Après le portrait des morphinomanes types et la morphinomanie chez femmes, voici un nouveau volet du "dossier morphine" : le luxe apporté aux seringues chez les toxicomanes de la fin du 19è siècle. Dans son ouvrage Les maladies épidémiques de l'esprit, sorcellerie, magnétisme, morphinisme, délire des grandeurs, Paul Regnard, ancien interne des Hôpitaux de Paris et célèbre pour ses photographies de femmes hystériques, se penche sur la morphinomanie. Dans une conférence donnée à la Sorbonne le 21 mars 1885, il met en lumière le soin apporté au luxe des seringues utilisées par les morphinomanes. Un esthétisme junkie LVMH chez les gens de bonne famille, dirons-nous.
Et c'est ainsi que, par les conversations mêmes, il se fait comme une secte nouvelle : ce sont les volontaires de l'armée morphinomane. Tout le monde en parle, on en a dans ses connaissances, la littérature et le théâtre se sont emparés du sujet pour en tirer des effet [...]
Il est à remarquer que le luxe qui tend à s'introduire partout a déjà envahi la morphinomanie. La petite seringue à injection, qui permet de pousser la morphine sous la peau et d'éviter le goût amer qu'elle laisserait dans la bouche et les nausées qu'elle occasionnerait, la petite seringue de Pravaz a reçu d'ingénieuses et artistiques modifications.
Il a d'abord fallu la rendre facilement transportable en même temps qu'on la dissimulait aux yeux. Je me suis adressé à un grand fabricant d'outils de chirurgie de Paris, et il a bien voulu mettre à ma disposition l'arsenal de la morphinomanie moderne, tel que le goût, le luxe ou l'esprit imaginatif de ses propres clients le lui a fait fabriquer.
Voici d'abord la seringue contenant un centigramme de morphine, telle que l'emploient les médecins ; elle est un peu délicate, difficile à manier et difficile à cacher : elle ne sert qu'aux morphinomanes sans vergogne, à ceux qui ont pris leur parti et qui sont fiers de leur vice.

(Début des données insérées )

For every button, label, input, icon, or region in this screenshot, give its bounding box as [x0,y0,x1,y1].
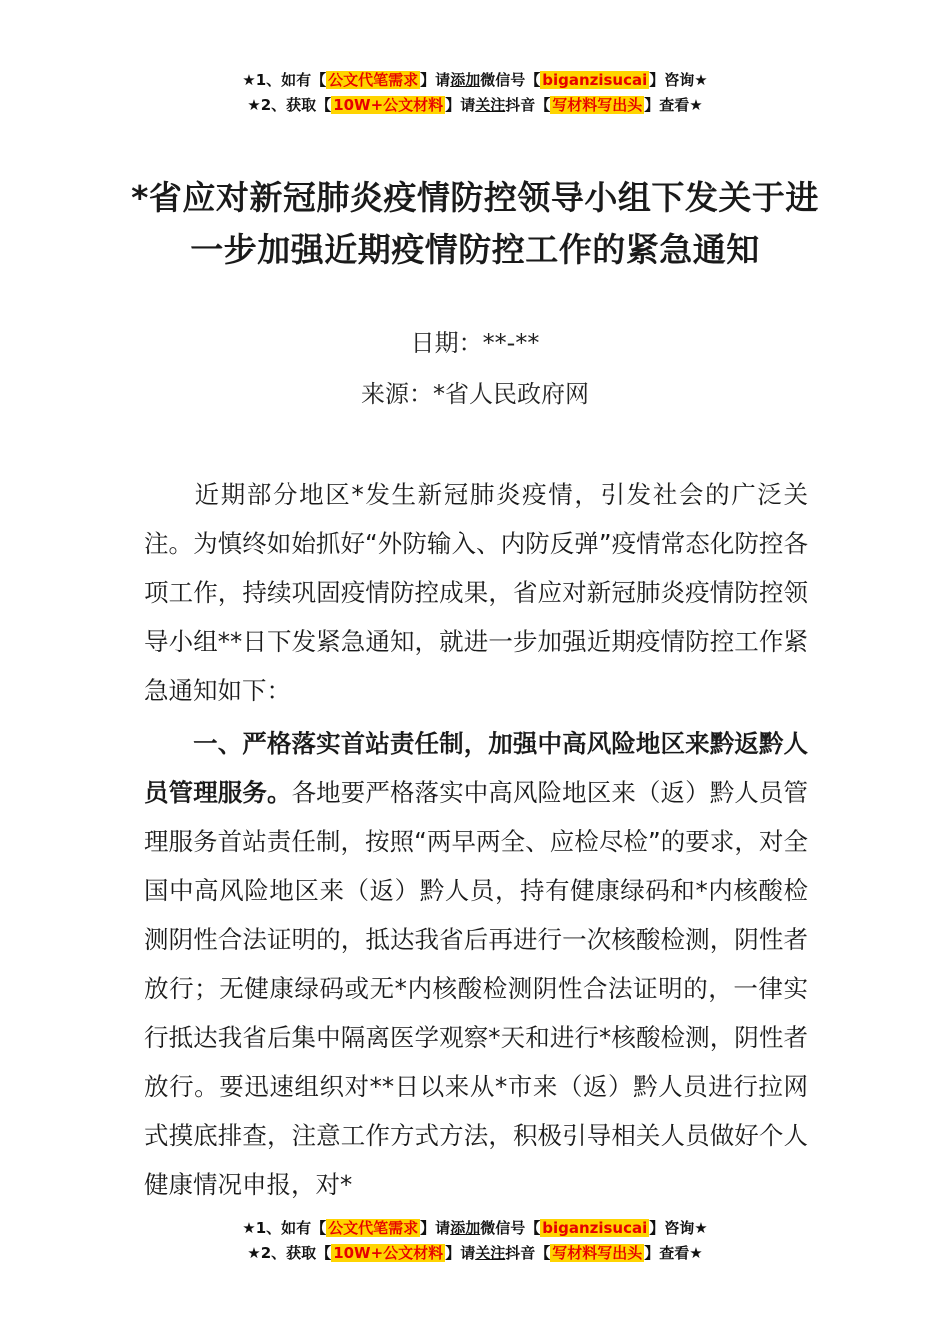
promo-text: 】请 [445,1244,476,1262]
promo-highlight-wechat-id: biganzisucai [542,71,648,89]
promo-text: 】请 [445,96,476,114]
promo-text: 】请 [420,71,451,89]
promo-underlined: 添加 [450,71,481,89]
promo-text: 抖音【 [505,1244,551,1262]
promo-highlight-douyin-id: 写材料写出头 [552,96,643,114]
promo-text: 】咨询★ [649,71,708,89]
document-title: *省应对新冠肺炎疫情防控领导小组下发关于进一步加强近期疫情防控工作的紧急通知 [131,178,819,269]
promo-text: ★2、获取【 [247,1244,332,1262]
promo-highlight: 10W+公文材料 [333,1244,444,1262]
promo-line-1 [0,1216,950,1241]
promo-text: 抖音【 [505,96,551,114]
promo-text: 】查看★ [644,1244,703,1262]
section-heading: 一、严格落实首站责任制，加强中高风险地区来黔返黔人员管理服务。 [144,729,808,807]
paragraph-text: 近期部分地区*发生新冠肺炎疫情，引发社会的广泛关注。为慎终如始抓好“外防输入、内防反弹”疫情常态化防控各项工作，持续巩固疫情防控成果，省应对新冠肺炎疫情防控领导小组**日下发紧急通知，就进一步加强近期疫情防控工作紧急通知如下： [144,480,808,705]
paragraph-text: 各地要严格落实中高风险地区来（返）黔人员管理服务首站责任制，按照“两早两全、应检尽检”的要求，对全国中高风险地区来（返）黔人员，持有健康绿码和*内核酸检测阴性合法证明的，抵达我省后再进行一次核酸检测，阴性者放行；无健康绿码或无*内核酸检测阴性合法证明的，一律实行抵达我省后集中隔离医学观察*天和进行*核酸检测，阴性者放行。要迅速组织对**日以来从*市来（返）黔人员进行拉网式摸底排查，注意工作方式方法，积极引导相关人员做好个人健康情况申报，对* [144,778,808,1199]
promo-text: ★1、如有【 [242,1219,327,1237]
promo-text: 】请 [420,1219,451,1237]
promo-text: 微信号【 [480,71,541,89]
promo-highlight-douyin-id: 写材料写出头 [552,1244,643,1262]
promo-highlight: 10W+公文材料 [333,96,444,114]
promo-text: 】咨询★ [649,1219,708,1237]
promo-underlined: 关注 [475,1244,506,1262]
document-source: 来源：*省人民政府网 [361,380,589,408]
promo-underlined: 添加 [450,1219,481,1237]
promo-text: 微信号【 [480,1219,541,1237]
promo-text: 】查看★ [644,96,703,114]
paragraph-intro [144,470,808,715]
promo-highlight: 公文代笔需求 [328,71,419,89]
document-date: 日期：**-** [410,329,540,357]
promo-line-2 [0,1241,950,1266]
top-promo-banner [0,68,950,118]
promo-highlight-wechat-id: biganzisucai [542,1219,648,1237]
promo-line-1 [0,68,950,93]
promo-underlined: 关注 [475,96,506,114]
promo-line-2 [0,93,950,118]
promo-highlight: 公文代笔需求 [328,1219,419,1237]
promo-text: ★1、如有【 [242,71,327,89]
promo-text: ★2、获取【 [247,96,332,114]
bottom-promo-banner [0,1216,950,1266]
paragraph-section-1 [144,719,808,1209]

Mais en voici une autre adroitement cachée dans un porte-allumette de poche : à côté d'elle vous voyez un petit flacon qui contient la dose de poison nécessaire pour l'après-midi.
Ici, c'est un faux porte-cigares qui contient tout ce qu'il faut pour injecter le poison.
Ce long étui est un raffinement. Il est peu commode au milieu d'une réunion d'aspirer la morphine dans la seringue avant de se faire une piqûre : les morphinomanes ont inventé de remplir d'avance une seringue très-longue qu'ils portent tout amorcée dans leur poche ; de temps en temps ils se font une piqûre, et n'ont qu'à pousser un peu le piston chaque fois, jusqu'à ce que, le soir, la seringue se trouve vide.
J'ai vu de petites seringues en or contenues dans un flacon à sel anglais ; voici un étui en argent qu'on dirait destiné à renfermer un nécessaire à broder : ouvrons-le, il contient une adorable petite seringue en or et un flacon de poison. Entre morphinomanes du grand monde, on se fait des cadeaux selon ses goûts, et il se fabrique aux environs du jour de l'an des seringues et des flacons à morphine émaillés, couverts d'emblèmes et de gravures, dans des étuis chiffrés et armoriés ; l'un de ces bijoux, commandé l'année dernière par une riche morphinomane, pour une de ses collègues en toxicomanie, a atteint le prix de 350 francs.
Je ferais une énumération incomplète, si, en terminant cette revue, je ne vous montrais une seringue énorme qui peut contenir un centilitre de poison : elle est aux bijoux des dilettanti de la morphine ce qu'une pièce de marine est à un petit canon de montagne : celle-ci sert à un malade que je connais et dont je vous parlerai longuement.
Ainsi, la morphinomanie n'est pas toujours le résultat de la douleur ou du chagrin ; bien des gens se morphinisent comme d'autres fument, boivent ou font de la musique : pour tuer le temps, pour se désennuyer, pour remplir par des rêvasseries vagues le vide que laisse l'oisiveté dans l'existence des inutiles : c'est de cette manière qu'au moment même où je vous parle, s'empoisonne paisiblement le fameux Tout-Paris, et probablement aussi le Tout-Londres et le Tout-Berlin.